Companies must be strategic in engaging a multigenerational workforce.
May 24, 2016
Workers are living longer and retiring later. If the Great Recession put a significant dent in their nest egg, some workers aren’t retiring at all. Combine that with the crush of millennials streaming into workplaces across the country along with the Gen Xers and ultimately some Gen Zers, and companies have at least four generations on their hands. Whether companies have a strategy that’s inclusive of all groups will determine if those companies can realize the benefits in multigenerational diversity.
Before learning leaders think too long or hard about employee groups as distinct entities—- four generations of experiences, expectations, values and priorities to consider — it’s important to remember what the groups have in common: their job attitudes.
Of course, there are slight differences, UNC Kenan-Flagler Business School Program Director Dan Bursch wrote in the 2014 white paper “Managing a Multigenerational Workplace,” but the assumptions about the generational groups are often overstated. Accordingly, companies that use talent strategies to focus on engaging only specific generational group, or use none at all, are missing out, said Jackie Breslin, director of human capital services at human resources product and service provider TriNet.
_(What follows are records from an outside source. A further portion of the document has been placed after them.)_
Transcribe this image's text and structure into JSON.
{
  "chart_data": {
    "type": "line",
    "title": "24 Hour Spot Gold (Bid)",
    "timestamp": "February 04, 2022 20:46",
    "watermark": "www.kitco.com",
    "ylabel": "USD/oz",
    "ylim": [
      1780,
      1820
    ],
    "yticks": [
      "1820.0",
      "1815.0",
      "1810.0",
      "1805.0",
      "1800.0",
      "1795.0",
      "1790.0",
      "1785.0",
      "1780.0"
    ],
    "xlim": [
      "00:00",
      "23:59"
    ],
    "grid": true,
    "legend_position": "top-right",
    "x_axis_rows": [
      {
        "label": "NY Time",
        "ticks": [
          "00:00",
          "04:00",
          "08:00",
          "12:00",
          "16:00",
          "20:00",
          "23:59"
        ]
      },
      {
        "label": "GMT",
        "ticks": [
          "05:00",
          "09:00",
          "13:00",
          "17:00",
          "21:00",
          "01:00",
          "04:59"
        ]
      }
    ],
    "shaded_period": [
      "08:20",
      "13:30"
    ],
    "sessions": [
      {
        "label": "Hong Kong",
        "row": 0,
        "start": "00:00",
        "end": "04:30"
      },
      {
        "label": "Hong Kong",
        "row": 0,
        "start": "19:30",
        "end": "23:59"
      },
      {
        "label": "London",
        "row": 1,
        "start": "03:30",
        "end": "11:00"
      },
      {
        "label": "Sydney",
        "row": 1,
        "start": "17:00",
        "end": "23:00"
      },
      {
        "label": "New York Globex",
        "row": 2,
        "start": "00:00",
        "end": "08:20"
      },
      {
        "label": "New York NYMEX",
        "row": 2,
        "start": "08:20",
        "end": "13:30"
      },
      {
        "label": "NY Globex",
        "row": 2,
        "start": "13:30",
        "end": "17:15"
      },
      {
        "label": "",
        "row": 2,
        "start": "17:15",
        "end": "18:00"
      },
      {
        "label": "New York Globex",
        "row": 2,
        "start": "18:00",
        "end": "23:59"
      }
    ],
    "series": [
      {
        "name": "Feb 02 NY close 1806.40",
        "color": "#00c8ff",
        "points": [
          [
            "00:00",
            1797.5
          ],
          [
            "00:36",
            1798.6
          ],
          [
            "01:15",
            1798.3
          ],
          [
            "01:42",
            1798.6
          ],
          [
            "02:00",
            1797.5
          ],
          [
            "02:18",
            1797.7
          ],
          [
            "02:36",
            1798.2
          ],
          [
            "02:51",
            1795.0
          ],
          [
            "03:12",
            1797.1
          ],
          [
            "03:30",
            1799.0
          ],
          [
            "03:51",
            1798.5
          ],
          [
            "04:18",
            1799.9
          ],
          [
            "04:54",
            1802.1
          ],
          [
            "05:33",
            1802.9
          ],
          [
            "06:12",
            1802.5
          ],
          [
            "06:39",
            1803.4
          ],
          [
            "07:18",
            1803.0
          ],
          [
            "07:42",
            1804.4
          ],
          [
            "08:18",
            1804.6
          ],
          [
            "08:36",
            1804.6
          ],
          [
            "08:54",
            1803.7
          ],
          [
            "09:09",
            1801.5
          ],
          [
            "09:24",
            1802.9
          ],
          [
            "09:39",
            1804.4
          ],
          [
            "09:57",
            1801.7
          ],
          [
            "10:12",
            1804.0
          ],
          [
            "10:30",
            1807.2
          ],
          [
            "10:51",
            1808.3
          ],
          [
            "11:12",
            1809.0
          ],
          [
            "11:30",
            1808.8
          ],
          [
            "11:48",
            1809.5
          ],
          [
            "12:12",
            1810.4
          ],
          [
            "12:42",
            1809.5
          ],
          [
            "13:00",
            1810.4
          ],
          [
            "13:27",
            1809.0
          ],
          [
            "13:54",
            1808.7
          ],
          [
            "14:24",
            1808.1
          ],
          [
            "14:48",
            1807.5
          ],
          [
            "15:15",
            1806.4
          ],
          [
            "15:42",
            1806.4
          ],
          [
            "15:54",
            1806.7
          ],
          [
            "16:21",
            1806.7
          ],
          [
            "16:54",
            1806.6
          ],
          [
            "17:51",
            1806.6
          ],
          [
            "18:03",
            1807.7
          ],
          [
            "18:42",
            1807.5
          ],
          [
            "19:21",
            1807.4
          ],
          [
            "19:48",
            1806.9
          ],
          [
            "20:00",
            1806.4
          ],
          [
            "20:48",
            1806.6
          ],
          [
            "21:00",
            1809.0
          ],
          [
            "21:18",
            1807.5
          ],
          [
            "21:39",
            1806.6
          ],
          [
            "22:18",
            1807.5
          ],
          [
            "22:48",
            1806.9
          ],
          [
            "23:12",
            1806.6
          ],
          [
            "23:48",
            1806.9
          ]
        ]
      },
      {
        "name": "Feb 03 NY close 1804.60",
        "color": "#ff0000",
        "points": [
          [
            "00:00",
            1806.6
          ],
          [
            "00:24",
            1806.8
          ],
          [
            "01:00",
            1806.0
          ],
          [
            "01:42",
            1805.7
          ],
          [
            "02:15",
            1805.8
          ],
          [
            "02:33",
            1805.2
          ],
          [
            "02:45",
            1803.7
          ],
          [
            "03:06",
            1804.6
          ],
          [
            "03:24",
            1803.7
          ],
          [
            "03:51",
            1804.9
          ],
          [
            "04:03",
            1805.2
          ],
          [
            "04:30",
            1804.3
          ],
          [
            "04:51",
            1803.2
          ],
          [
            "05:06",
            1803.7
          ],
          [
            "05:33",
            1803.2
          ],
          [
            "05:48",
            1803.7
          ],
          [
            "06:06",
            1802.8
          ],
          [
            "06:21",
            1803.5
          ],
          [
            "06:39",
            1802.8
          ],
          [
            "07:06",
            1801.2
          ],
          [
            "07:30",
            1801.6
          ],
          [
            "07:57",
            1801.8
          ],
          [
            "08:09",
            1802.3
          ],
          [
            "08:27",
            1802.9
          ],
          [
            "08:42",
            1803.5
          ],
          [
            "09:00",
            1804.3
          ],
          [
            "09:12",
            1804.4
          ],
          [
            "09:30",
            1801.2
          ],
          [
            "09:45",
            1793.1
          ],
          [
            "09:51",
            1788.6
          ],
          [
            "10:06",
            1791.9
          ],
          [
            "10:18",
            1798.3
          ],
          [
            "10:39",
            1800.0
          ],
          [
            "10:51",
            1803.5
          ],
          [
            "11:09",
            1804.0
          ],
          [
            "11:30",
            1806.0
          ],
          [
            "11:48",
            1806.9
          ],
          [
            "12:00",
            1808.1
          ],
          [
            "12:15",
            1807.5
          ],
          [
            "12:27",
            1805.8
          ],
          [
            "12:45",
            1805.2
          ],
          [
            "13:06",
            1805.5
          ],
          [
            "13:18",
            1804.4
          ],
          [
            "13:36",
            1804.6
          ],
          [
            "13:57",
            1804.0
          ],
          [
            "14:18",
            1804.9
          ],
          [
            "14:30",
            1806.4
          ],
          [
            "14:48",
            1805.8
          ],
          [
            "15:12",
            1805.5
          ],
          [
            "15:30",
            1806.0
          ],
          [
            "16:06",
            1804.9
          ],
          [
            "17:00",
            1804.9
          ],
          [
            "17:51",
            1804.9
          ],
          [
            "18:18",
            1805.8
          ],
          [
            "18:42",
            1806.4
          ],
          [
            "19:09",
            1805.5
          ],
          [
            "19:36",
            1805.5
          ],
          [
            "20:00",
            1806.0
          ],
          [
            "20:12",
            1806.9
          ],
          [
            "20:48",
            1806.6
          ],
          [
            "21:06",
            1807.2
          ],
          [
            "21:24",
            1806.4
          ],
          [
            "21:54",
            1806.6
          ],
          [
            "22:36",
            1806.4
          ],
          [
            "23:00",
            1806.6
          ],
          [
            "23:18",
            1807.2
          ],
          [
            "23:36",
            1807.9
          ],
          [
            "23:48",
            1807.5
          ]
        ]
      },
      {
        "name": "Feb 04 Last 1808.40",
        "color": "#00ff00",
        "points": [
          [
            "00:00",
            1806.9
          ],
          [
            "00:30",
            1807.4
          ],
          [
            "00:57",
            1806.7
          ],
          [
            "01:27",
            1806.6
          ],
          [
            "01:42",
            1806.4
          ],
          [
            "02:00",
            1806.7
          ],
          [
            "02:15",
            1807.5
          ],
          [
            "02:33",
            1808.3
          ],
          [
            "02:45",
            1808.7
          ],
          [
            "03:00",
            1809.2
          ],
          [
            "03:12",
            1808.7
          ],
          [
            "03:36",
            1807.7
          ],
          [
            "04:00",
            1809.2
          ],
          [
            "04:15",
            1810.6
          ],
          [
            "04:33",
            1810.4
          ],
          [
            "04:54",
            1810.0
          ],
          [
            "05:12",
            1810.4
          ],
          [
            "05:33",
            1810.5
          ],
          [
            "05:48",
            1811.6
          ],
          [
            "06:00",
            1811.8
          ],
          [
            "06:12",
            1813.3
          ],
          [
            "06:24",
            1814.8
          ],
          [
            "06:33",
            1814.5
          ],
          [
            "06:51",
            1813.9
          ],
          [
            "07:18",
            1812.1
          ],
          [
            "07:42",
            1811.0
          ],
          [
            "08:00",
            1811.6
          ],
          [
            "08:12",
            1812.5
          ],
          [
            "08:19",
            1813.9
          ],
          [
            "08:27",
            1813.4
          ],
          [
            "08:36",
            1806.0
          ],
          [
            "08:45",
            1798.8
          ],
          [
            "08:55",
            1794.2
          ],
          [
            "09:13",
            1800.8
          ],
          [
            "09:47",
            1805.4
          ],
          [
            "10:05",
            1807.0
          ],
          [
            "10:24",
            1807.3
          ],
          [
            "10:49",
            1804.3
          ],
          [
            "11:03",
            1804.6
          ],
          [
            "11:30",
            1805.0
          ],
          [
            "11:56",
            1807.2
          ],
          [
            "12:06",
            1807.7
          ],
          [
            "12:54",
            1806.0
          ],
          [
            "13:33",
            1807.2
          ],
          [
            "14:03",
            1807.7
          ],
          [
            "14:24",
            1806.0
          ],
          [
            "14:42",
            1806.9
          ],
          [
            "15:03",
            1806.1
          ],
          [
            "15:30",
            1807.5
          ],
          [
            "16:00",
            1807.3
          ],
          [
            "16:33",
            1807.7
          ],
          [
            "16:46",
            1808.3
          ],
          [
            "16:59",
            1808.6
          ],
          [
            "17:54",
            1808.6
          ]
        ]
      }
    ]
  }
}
“We’re in a unique period of time where many generations are working together, each of them bringing something unique to the table,” she said. “To not accept that and embrace it and figure out how to make the most of it, businesses will be left behind.”
Breslin offered a few recommendations on how companies can begin engaging employees of all ages to benefit from the diverse perspectives different generations bring to the workplace as well as, prevent a skills shortage, conflicts and structural breakdown.
As part of their strategy, Breslin said learning leaders will want to:
Learn to nurture different types of employees: Set individual employees’ desired development goals as a top priority.
Adjust to an influx of millennial-aged managers: New generation management styles may be different from their predecessors. Breslin said employers should adapt and provide learning and development when needed.
Teach millennial-aged leaders how to manage a multigenerational team: Promote the importance of inclusion among new managers who should respect direct reports for what they bring to a team.
Learning leaders can only take these types of steps if they understand employees’ needs, interests and concerns. Breslin said employee engagement surveys are one way to give everyone space to share their perspective on the effectiveness of the company’s various strategies. For instance, when it comes to communication, it might not be the best way to reach everyone with organizationwide emails — and that’s not a generational thing.
In his paper, Bursch cites an AARP report that includes several ways businesses win when they address multigenerational issues including: an improved corporate culture, increased competitiveness, more effective recruitment and improved employee engagement, morale and retention.
This isn’t about designing specific strategies to reach specific groups, Breslin said, but about creating an approach to employee engagement that reaches all people — regardless of age — because its shaped by their diverse voices.